Combining observations made with ESO’s Very Large Telescope and NASA’s Chandra X-ray telescope, astronomers have uncovered the most powerful pair of jets ever seen from a stellar black hole. This object, also known as a microquasar, blows a huge bubble of hot gas, 1000 light-years across, twice as large and tens of times more powerful than other known microquasars. The discovery is reported this week in the journal Nature.
“We have been astonished by how much energy is injected into the gas by the black hole,” says lead author Manfred Pakull. “This black hole is just a few solar masses, but is a real miniature version of the most powerful quasars and radio galaxies, which contain black holes with masses of a few million times that of the Sun.”
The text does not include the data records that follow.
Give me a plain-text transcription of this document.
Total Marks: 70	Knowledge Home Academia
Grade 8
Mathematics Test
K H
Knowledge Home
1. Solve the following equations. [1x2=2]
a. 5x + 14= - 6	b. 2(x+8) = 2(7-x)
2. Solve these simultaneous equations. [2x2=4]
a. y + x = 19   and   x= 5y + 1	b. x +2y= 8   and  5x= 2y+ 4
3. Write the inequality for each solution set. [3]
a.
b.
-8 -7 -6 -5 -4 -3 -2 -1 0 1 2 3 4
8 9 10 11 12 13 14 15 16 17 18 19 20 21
Black holes are known to release a prodigious amount of energy when they swallow matter. It was thought that most of the energy came out in the form of radiation, predominantly X-rays. However, the new findings show that some black holes can release at least as much energy, and perhaps much more, in the form of collimated jets of fast moving particles. The fast jets slam into the surrounding interstellar gas, heating it and triggering an expansion. The inflating bubble contains a mixture of hot gas and ultra-fast particles at different temperatures. Observations in several energy bands (optical, radio, X-rays) help astronomers calculate the total rate at which the black hole is heating its surroundings.
The astronomers could observe the spots where the jets smash into the interstellar gas located around the black hole, and reveal that the bubble of hot gas is inflating at a speed of almost one million kilometres per hour.